The last dimension of every tile shape must be aligned to ub_block_size (32 bytes). This is enforced at JIT time via check_data_alignment.

4.4 Operations

All operations produce new Tile or scalar values; no mutation.

Arithmetic / comparison (tile ⊕ tile, tile ⊕ scalar, scalar ⊕ tile): add, sub, mul, div, maximum, minimum, left_shift, right_shift, equal, not_equal, greater, greater_equal, less, less_equal

Operator overloads on Tile (+, -, *, /, >, ==, …) call the same functions. Dtypes are promoted automatically via infer_common_dtype.

Unary: abs, ceil, floor, negative, relu, sqrt, rsqrt, exp, exp2, log, log2, sin, cos, tan, sinh, cosh, tanh, erf, softmax

Reductions (one or more axes, optional keep_dims): reduce_sum, reduce_max, reduce_min, reduce_prod — with no axes: returns a scalar PlainValue. — also bound as methods: tile.sum(), tile.max(), etc.

Shape manipulation: reshape, broadcast_to, expand_dims, squeeze

Creation: full(shape, value), zeros(shape), full_like, zeros_like

Matrix multiply: matmul(a, b) — 2-D float tiles; result is always float32.

Conditional / masking:

where(mask, src0, src1) — element-wise select.
mask(count=…) / mask(bits=(hi, lo), other=…) — context manager that wraps the enclosed operations in a conditional region (CountMaskOp / BitwiseMaskOp).

Atomics: atomic_add, atomic_max, atomic_min — write back to a global Tensor.

4.5 Programming model operations

i = asc2.block_idx()    # current NPU block index (PlainValue)
n = asc2.block_num()    # total number of blocks (PlainValue)
k = asc2.num_tiles(tensor, axis=0, shape=[128])  # how many tiles fit along an axis

4.6 `asc2.range`

asc2.range extends the base range with two attributes that control compiler behaviour:

for i in asc2.range(start, stop, step, unroll_factor=4, parallel=False):
    ...

unroll_factor — how many iterations to unroll.

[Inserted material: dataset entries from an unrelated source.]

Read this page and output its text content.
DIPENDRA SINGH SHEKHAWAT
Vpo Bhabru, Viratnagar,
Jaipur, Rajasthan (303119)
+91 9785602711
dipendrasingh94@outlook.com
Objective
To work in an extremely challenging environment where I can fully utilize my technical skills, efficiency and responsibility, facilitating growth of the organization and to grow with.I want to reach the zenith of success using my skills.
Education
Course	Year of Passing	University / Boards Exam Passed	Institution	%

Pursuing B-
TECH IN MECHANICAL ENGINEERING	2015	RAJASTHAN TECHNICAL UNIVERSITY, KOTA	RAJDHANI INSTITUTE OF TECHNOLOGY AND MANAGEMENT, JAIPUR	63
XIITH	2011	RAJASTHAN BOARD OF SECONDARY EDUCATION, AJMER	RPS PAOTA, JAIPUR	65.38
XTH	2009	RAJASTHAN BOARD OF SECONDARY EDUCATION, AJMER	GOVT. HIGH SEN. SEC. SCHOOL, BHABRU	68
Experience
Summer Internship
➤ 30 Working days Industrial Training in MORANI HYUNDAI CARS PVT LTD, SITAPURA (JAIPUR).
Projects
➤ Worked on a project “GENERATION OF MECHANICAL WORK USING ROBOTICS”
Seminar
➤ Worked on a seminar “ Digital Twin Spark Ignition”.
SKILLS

Tagged on the MLIR for op and processed by TagUnrollGroups + UnrollLoop passes.
parallel=True — marks the loop body so ParallelLoadStore pass can emit stores and loads in parallel.

5. IR Design

5.1 `asctile` dialect

Defined in include/ascir/Dialect/AscTile/IR/ using TableGen.

Types:

Type	MLIR syntax	Python proxy
`asctile.tensor<[N,M] x f32>`	ND global descriptor	`Tensor`
`asctile.tile<[128] x f16, UB>`	Fixed-shape local chunk	`Tile`

Tile carries ValueSemantics, meaning instances are value types — self-contained and safe to CSE, copy, and move. Both Tile and Tensor implement ShapedTypeInterface.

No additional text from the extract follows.